Figure 5. ASO-mediated knockdown of Kcnt1 at P40 improves the behavioral phenotype of adult L/L mice.

(A) Total ambulatory distance was reduced in mice treated with Kcnt1 ASO 500 μg compared with control-treated mice (P = 0.0002) but not for mice treated with ED₅₀ or ED₈₀ (P = 0.775 and 0.839, respectively) (Kruskal-Wallis test, followed by Dunn’s multiple comparisons, +/+ n = 12, untreated n = 25, control ASO n = 13; ED₅₀ n = 13; ED₈₀ n = 10, 500 μg n = 11). (B) Time spent in the light compartment during the light/dark box test (Kruskal-Wallis test, followed by Dunn’s multiple comparisons P = 0.588; +/+ n = 12, L/L n = 17, control ASO n = 11, ED₅₀ n = 13, ED₈₀ n = 10, 500 μg n = 12). (C) Time spent in the open arms of the EPM (Kruskal-Wallis test, followed by Dunn’s post hoc analysis; +/+ n = 10; untreated n = 15; control ASO n = 9; ED₅₀ n = 13; ED₈₀ n = 10, 500 μg n = 12). (D) Time spent in the novel arm of the Y maze (Kruskal-Wallis test, followed by Dunn’s post hoc analysis P = 0.551; +/+ n = 8; untreated n = 10; ED₅₀ n = 12; ED₈₀ n = 10, 500 μg n = 10).

Figure 6. Neonatal administration of Kcnt1 ASO in the L/L mouse model.

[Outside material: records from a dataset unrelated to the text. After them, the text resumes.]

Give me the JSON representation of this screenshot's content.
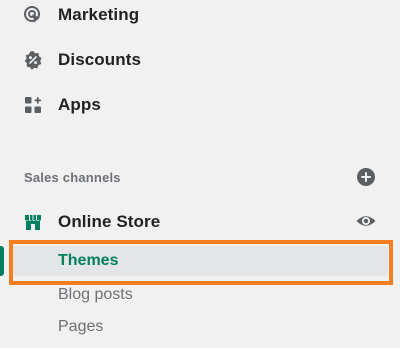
{
  "nav": {
    "items": [
      {
        "label": "Marketing",
        "icon": "target-icon"
      },
      {
        "label": "Discounts",
        "icon": "discount-icon"
      },
      {
        "label": "Apps",
        "icon": "apps-icon"
      }
    ]
  },
  "sales_channels": {
    "title": "Sales channels",
    "add_icon": "plus-circle-icon",
    "channel": {
      "label": "Online Store",
      "icon": "store-icon",
      "view_icon": "eye-icon"
    },
    "sub_items": [
      {
        "label": "Themes",
        "active": true
      },
      {
        "label": "Blog posts",
        "active": false
      },
      {
        "label": "Pages",
        "active": false
      }
    ]
  },
  "colors": {
    "accent": "#008060",
    "active_text": "#007f5f",
    "highlight": "#f57e20",
    "background": "#f1f1f1"
  }
}
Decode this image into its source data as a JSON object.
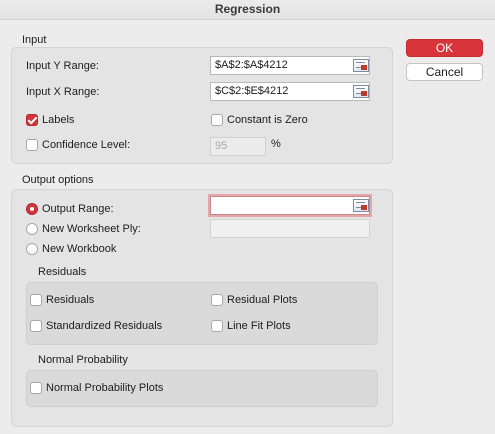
{
  "window": {
    "title": "Regression"
  },
  "buttons": {
    "ok_label": "OK",
    "cancel_label": "Cancel"
  },
  "input_section": {
    "title": "Input",
    "y_range_label": "Input Y Range:",
    "y_range_value": "$A$2:$A$4212",
    "x_range_label": "Input X Range:",
    "x_range_value": "$C$2:$E$4212",
    "labels_label": "Labels",
    "labels_checked": true,
    "constant_zero_label": "Constant is Zero",
    "constant_zero_checked": false,
    "confidence_label": "Confidence Level:",
    "confidence_checked": false,
    "confidence_value": "95",
    "confidence_unit": "%"
  },
  "output_section": {
    "title": "Output options",
    "output_range_label": "Output Range:",
    "output_range_value": "",
    "new_ply_label": "New Worksheet Ply:",
    "new_ply_value": "",
    "new_workbook_label": "New Workbook",
    "selected_option": "Output Range"
  },
  "residuals": {
    "title": "Residuals",
    "residuals_label": "Residuals",
    "residual_plots_label": "Residual Plots",
    "standardized_label": "Standardized Residuals",
    "line_fit_label": "Line Fit Plots"
  },
  "normal_probability": {
    "title": "Normal Probability",
    "plots_label": "Normal Probability Plots"
  },
  "colors": {
    "accent": "#d7353b",
    "dialog_bg": "#ececec",
    "group_bg": "#e4e4e4"
  },
  "icons": {
    "range_selector": "range-selector-icon"
  }
}
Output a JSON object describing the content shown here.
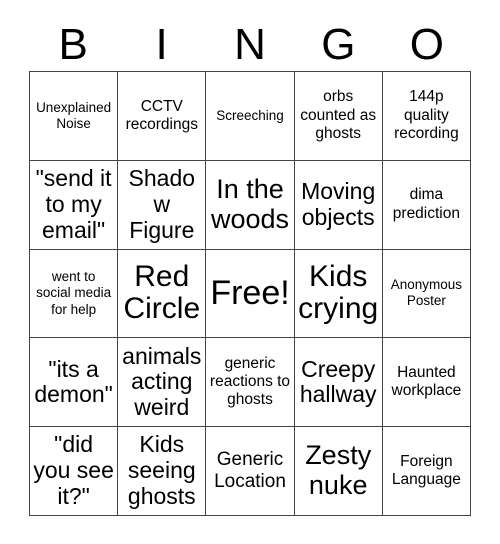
{
  "card": {
    "title": "BINGO",
    "header_letters": [
      "B",
      "I",
      "N",
      "G",
      "O"
    ],
    "grid_size": "5x5",
    "free_space_label": "Free!",
    "text_color": "#000000",
    "background_color": "#ffffff",
    "border_color": "#444444",
    "cells": [
      {
        "text": "Unexplained Noise",
        "size": "fs-s",
        "free": false
      },
      {
        "text": "CCTV recordings",
        "size": "fs-m",
        "free": false
      },
      {
        "text": "Screeching",
        "size": "fs-s",
        "free": false
      },
      {
        "text": "orbs counted as ghosts",
        "size": "fs-m",
        "free": false
      },
      {
        "text": "144p quality recording",
        "size": "fs-m",
        "free": false
      },
      {
        "text": "\"send it to my email\"",
        "size": "fs-xl",
        "free": false
      },
      {
        "text": "Shadow Figure",
        "size": "fs-xl",
        "free": false
      },
      {
        "text": "In the woods",
        "size": "fs-2xl",
        "free": false
      },
      {
        "text": "Moving objects",
        "size": "fs-xl",
        "free": false
      },
      {
        "text": "dima prediction",
        "size": "fs-m",
        "free": false
      },
      {
        "text": "went to social media for help",
        "size": "fs-s",
        "free": false
      },
      {
        "text": "Red Circle",
        "size": "fs-3xl",
        "free": false
      },
      {
        "text": "Free!",
        "size": "fs-4xl",
        "free": true
      },
      {
        "text": "Kids crying",
        "size": "fs-3xl",
        "free": false
      },
      {
        "text": "Anonymous Poster",
        "size": "fs-s",
        "free": false
      },
      {
        "text": "\"its a demon\"",
        "size": "fs-xl",
        "free": false
      },
      {
        "text": "animals acting weird",
        "size": "fs-xl",
        "free": false
      },
      {
        "text": "generic reactions to ghosts",
        "size": "fs-m",
        "free": false
      },
      {
        "text": "Creepy hallway",
        "size": "fs-xl",
        "free": false
      },
      {
        "text": "Haunted workplace",
        "size": "fs-m",
        "free": false
      },
      {
        "text": "\"did you see it?\"",
        "size": "fs-xl",
        "free": false
      },
      {
        "text": "Kids seeing ghosts",
        "size": "fs-xl",
        "free": false
      },
      {
        "text": "Generic Location",
        "size": "fs-l",
        "free": false
      },
      {
        "text": "Zesty nuke",
        "size": "fs-2xl",
        "free": false
      },
      {
        "text": "Foreign Language",
        "size": "fs-m",
        "free": false
      }
    ]
  }
}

(A) Dose-response curve for +/+ mice injected at P2 (n = 3–11 per dose). (B) Survival curve showing prolonged life span of Kcnt1 ASO–treated mice (P < 0.0001). Control ASO produced a small improvement (P = 0.003, log-rank test) (untreated n = 36; control ASO n = 23; Kcnt1 ASO 3.4 μg n = 17). (C) Weight at P40 (P = 0.016, +/+ n = 28, untreated n = 17, control ASO 50 μg n = 14, Kcnt1 ASO 3.4 μg n = 17). (D) Nesting score (P = 0.0001, untreated n = 8; control ASO 50 μg n = 9; Kcnt1 ASO 3.4 μg n = 15). (E) Seizure frequency (P < 0.0001, control ASO 50 μg n = 15, Kcnt1 ASO 3.4 μg n = 17). (F) Ambulatory distance (+/+ n = 12, untreated n = 25, Kcnt1 ASO 3.4 μg n = 17). (G) Time spent in open arms of EPM (+/+ n = 10, untreated n = 15, Kcnt1 ASO 3.4 μg n = 17). Mann-Whitney test (C–G). Data are presented in a box-and-whisker plot with maximal and minimal data points (whiskers) and median (line). (H) Redosing at P30 further reduced Kcnt1 mRNA (Kcnt1 ASO 3.4 μg n = 3; Kcnt1 ASO 3.4 μg + control ASO 500 μg n = 3; Kcnt1 ASO 3.4 μg + Kcnt1 ASO 35 μg n = 2; Kcnt1 ASO 3.4 μg + Kcnt1 ASO 75 μg n = 3). (I) Survival curve for L/L mice redosed with ED₈₀ at P167 (untreated n = 36; ED₈₀ reinjected n = 4). (J) Nesting score of L/L mice reinjected with ED₈₀ (n = 4); P < 0.0001 (1-way ANOVA with Dunnett’s multiple comparisons test) for P40 versus P165.